Recibir su mirada incrédula, y luego ese abrirse en la certeza de su ser de hombre curtido por muchos ventarrones, y escucharlo decir, claro que sí.

Recoger el paracaídas que ya estaba a punto de ser guardado por ese día. Volver a dar instrucciones, decir a todos, ella va a hacerlo conmigo.

Conmigo, claro, con el que más sabe, el más seguro, el que puede llevarte sin que halles lugar a la duda: el tipo de confianza masculina que me haría arrojarme, como aquel mediodía, hacia cualquier precipicio.

Y entonces, recibir las instrucciones, un poco en la falta de entendimiento a que nos lleva la adrenalina que sube sin parar, las palpitaciones que comienzan, y decirme: no puedes consentir que el miedo te acapare, tienes que controlar la respiración, llenarte de un sentimiento de tranquilidad, decirte que nada importa, que la vida es efímera, y que no hay por qué morir en cada momento, aunque en cada instante ciertamente nos estemos jugando la vida.

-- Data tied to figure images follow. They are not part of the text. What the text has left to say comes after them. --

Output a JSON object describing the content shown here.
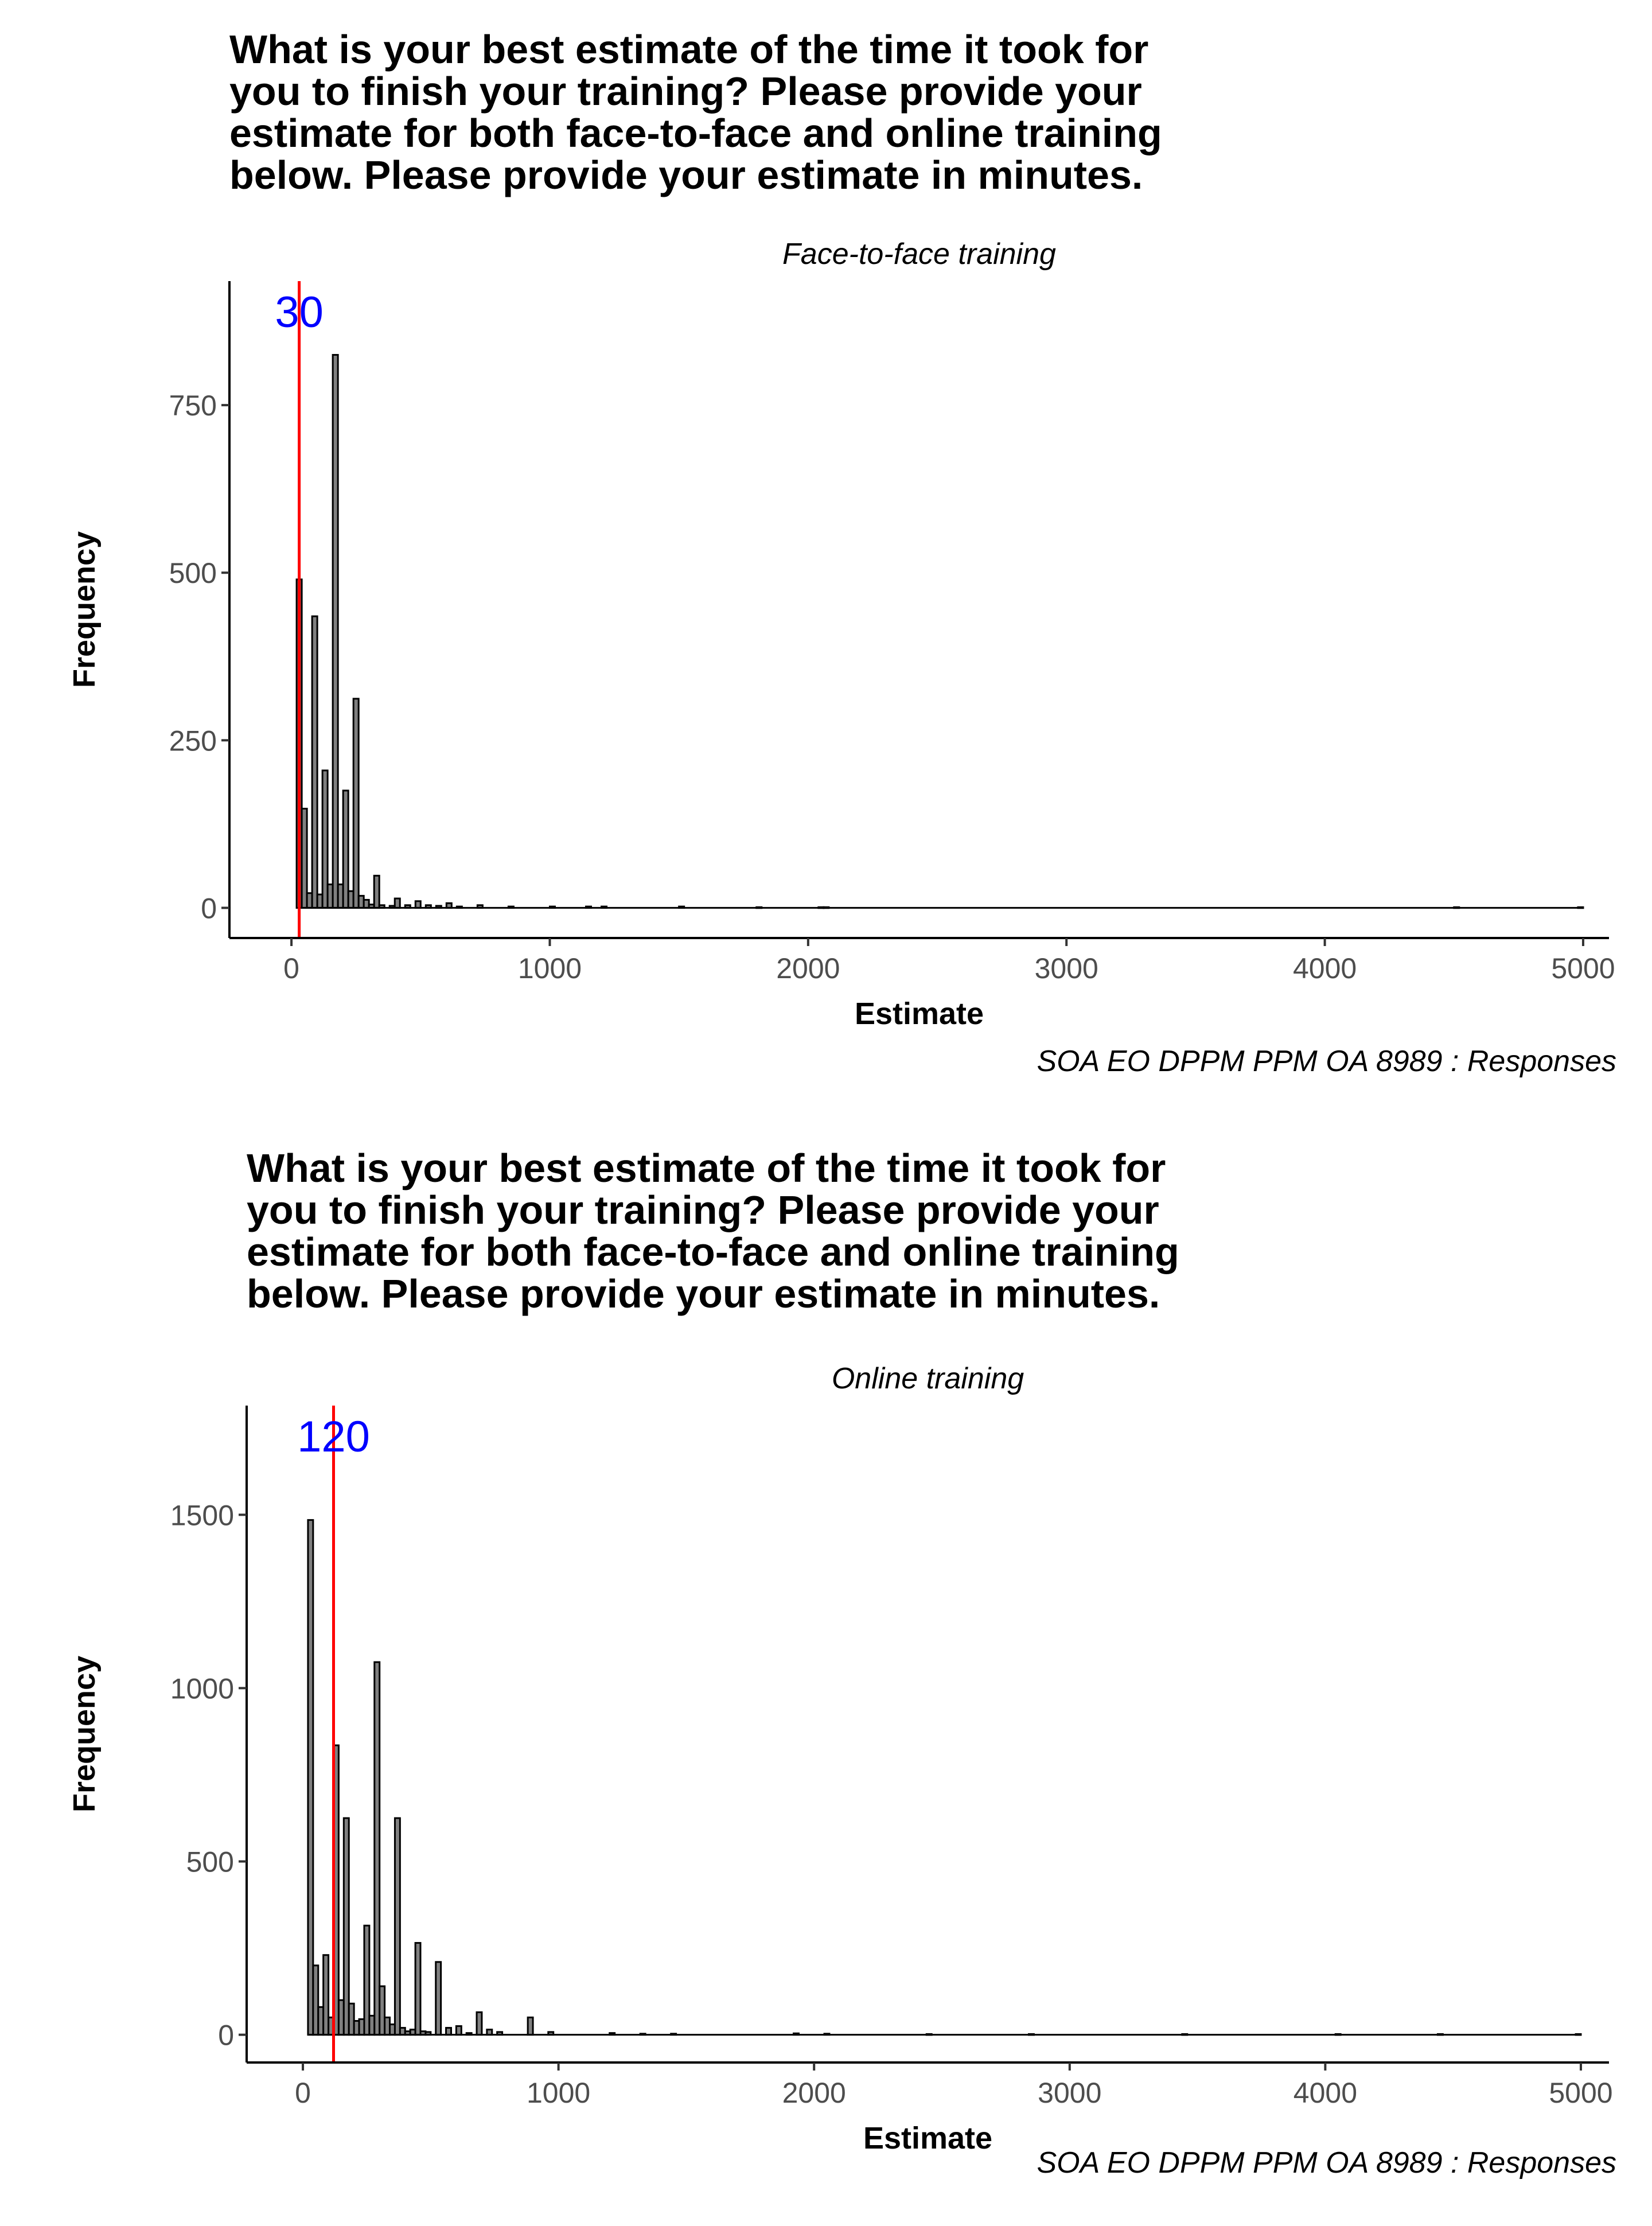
{
  "chart_data": [
    {
      "type": "bar",
      "title": "What is your best estimate of the time it took for\nyou to finish your training? Please provide your\nestimate for both face-to-face and online training\nbelow. Please provide your estimate in minutes.",
      "subtitle": "Face-to-face training",
      "xlabel": "Estimate",
      "ylabel": "Frequency",
      "caption": "SOA EO DPPM PPM OA 8989 : Responses",
      "xlim": [
        -240,
        5100
      ],
      "ylim": [
        -45,
        935
      ],
      "xticks": [
        0,
        1000,
        2000,
        3000,
        4000,
        5000
      ],
      "yticks": [
        0,
        250,
        500,
        750
      ],
      "grid": false,
      "bin_width": 20,
      "bars": [
        {
          "x": 30,
          "y": 490
        },
        {
          "x": 50,
          "y": 148
        },
        {
          "x": 70,
          "y": 22
        },
        {
          "x": 90,
          "y": 435
        },
        {
          "x": 110,
          "y": 20
        },
        {
          "x": 130,
          "y": 205
        },
        {
          "x": 150,
          "y": 35
        },
        {
          "x": 170,
          "y": 825
        },
        {
          "x": 190,
          "y": 35
        },
        {
          "x": 210,
          "y": 175
        },
        {
          "x": 230,
          "y": 25
        },
        {
          "x": 250,
          "y": 312
        },
        {
          "x": 270,
          "y": 18
        },
        {
          "x": 290,
          "y": 12
        },
        {
          "x": 310,
          "y": 5
        },
        {
          "x": 330,
          "y": 48
        },
        {
          "x": 350,
          "y": 4
        },
        {
          "x": 390,
          "y": 3
        },
        {
          "x": 410,
          "y": 14
        },
        {
          "x": 450,
          "y": 4
        },
        {
          "x": 490,
          "y": 10
        },
        {
          "x": 530,
          "y": 4
        },
        {
          "x": 570,
          "y": 3
        },
        {
          "x": 610,
          "y": 7
        },
        {
          "x": 650,
          "y": 2
        },
        {
          "x": 730,
          "y": 4
        },
        {
          "x": 850,
          "y": 2
        },
        {
          "x": 1010,
          "y": 2
        },
        {
          "x": 1150,
          "y": 2
        },
        {
          "x": 1210,
          "y": 2
        },
        {
          "x": 1510,
          "y": 2
        },
        {
          "x": 1810,
          "y": 1
        },
        {
          "x": 2050,
          "y": 1
        },
        {
          "x": 2070,
          "y": 1
        },
        {
          "x": 4510,
          "y": 1
        },
        {
          "x": 4990,
          "y": 1
        }
      ],
      "reference_line": {
        "x": 30,
        "label": "30",
        "color": "#ff0000",
        "label_color": "#0000ff"
      },
      "bar_fill": "#808080",
      "bar_stroke": "#000000"
    },
    {
      "type": "bar",
      "title": "What is your best estimate of the time it took for\nyou to finish your training? Please provide your\nestimate for both face-to-face and online training\nbelow. Please provide your estimate in minutes.",
      "subtitle": "Online training",
      "xlabel": "Estimate",
      "ylabel": "Frequency",
      "caption": "SOA EO DPPM PPM OA 8989 : Responses",
      "xlim": [
        -220,
        5110
      ],
      "ylim": [
        -80,
        1815
      ],
      "xticks": [
        0,
        1000,
        2000,
        3000,
        4000,
        5000
      ],
      "yticks": [
        0,
        500,
        1000,
        1500
      ],
      "grid": false,
      "bin_width": 20,
      "bars": [
        {
          "x": 30,
          "y": 1485
        },
        {
          "x": 50,
          "y": 200
        },
        {
          "x": 70,
          "y": 80
        },
        {
          "x": 90,
          "y": 230
        },
        {
          "x": 110,
          "y": 50
        },
        {
          "x": 130,
          "y": 835
        },
        {
          "x": 150,
          "y": 100
        },
        {
          "x": 170,
          "y": 625
        },
        {
          "x": 190,
          "y": 90
        },
        {
          "x": 210,
          "y": 40
        },
        {
          "x": 230,
          "y": 45
        },
        {
          "x": 250,
          "y": 315
        },
        {
          "x": 270,
          "y": 55
        },
        {
          "x": 290,
          "y": 1075
        },
        {
          "x": 310,
          "y": 140
        },
        {
          "x": 330,
          "y": 50
        },
        {
          "x": 350,
          "y": 30
        },
        {
          "x": 370,
          "y": 625
        },
        {
          "x": 390,
          "y": 20
        },
        {
          "x": 410,
          "y": 10
        },
        {
          "x": 430,
          "y": 15
        },
        {
          "x": 450,
          "y": 265
        },
        {
          "x": 470,
          "y": 10
        },
        {
          "x": 490,
          "y": 8
        },
        {
          "x": 530,
          "y": 210
        },
        {
          "x": 570,
          "y": 20
        },
        {
          "x": 610,
          "y": 25
        },
        {
          "x": 650,
          "y": 5
        },
        {
          "x": 690,
          "y": 65
        },
        {
          "x": 730,
          "y": 15
        },
        {
          "x": 770,
          "y": 8
        },
        {
          "x": 890,
          "y": 50
        },
        {
          "x": 970,
          "y": 8
        },
        {
          "x": 1210,
          "y": 5
        },
        {
          "x": 1330,
          "y": 3
        },
        {
          "x": 1450,
          "y": 3
        },
        {
          "x": 1930,
          "y": 4
        },
        {
          "x": 2050,
          "y": 3
        },
        {
          "x": 2450,
          "y": 2
        },
        {
          "x": 2850,
          "y": 2
        },
        {
          "x": 3450,
          "y": 2
        },
        {
          "x": 4050,
          "y": 2
        },
        {
          "x": 4450,
          "y": 2
        },
        {
          "x": 4990,
          "y": 2
        }
      ],
      "reference_line": {
        "x": 120,
        "label": "120",
        "color": "#ff0000",
        "label_color": "#0000ff"
      },
      "bar_fill": "#808080",
      "bar_stroke": "#000000"
    }
  ]
}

Lo demás fue confusión de unos pocos segundos que pasaron veloces, mientras permites que los otros hagan contigo lo indicado. Vestir el arnés, intentar correr, y preguntar, de manera un poco tonta: ¿ya volamos?

El caso es que era tal la intensidad del viento en aquel mediodía pleno de sol, que el parapente se elevó apenas se hubo abierto, y así, de repente, sin vernos precipitados hacia el vacío, más bien fuimos arrojados hacia arriba con fuerza.

Lanzados al espacio indefinido del soplo cálido que nos sostenía y empezaba a recrearse con nosotros en los juegos del viento, nos vimos envueltos en las travesuras de los dioses, que permiten a estas fuerzas del universo expresarse hasta los límites del placer, a su antojo, en lugares escogidos de la tierra, el Chicamocha uno de ellos.

¿Qué decir, qué combinación de palabras usar que puedan describir la ampliación del infinito, la sensación de poder absoluto de dejar de ser tierra y convertirme en brisa?

Detrás de mí, que me desplazaba ligera sobre mi silla atada al paraguas aeronáutico, el piloto, en el control de todas las situaciones, maniobrando hábil, certero, inmutable.

Y yo, un águila, un cóndor de los andes, una diosa del inagotable espacio abierto proyectado hacia el cielo.

Sí, por unos veinte minutos me sentí una divinidad de las corrientes tropicales, y qué gozo nos inunda cuando arribamos a ser efímeras deidades.

Luego, la cantidad de aire caliente era tal que fue difícil descender, aunque gracias a la habilidad del piloto pudimos aterrizar finalmente sin problemas.

Volver a la superficie sólida, un poco mareada, pero en la certeza de que no hay límites más que aquellos impuestos por nuestra voz interior, plena de contenciones y recelos, muchos de ellos agregados allí por otros, pero solidificados en nuestra propia cobardía.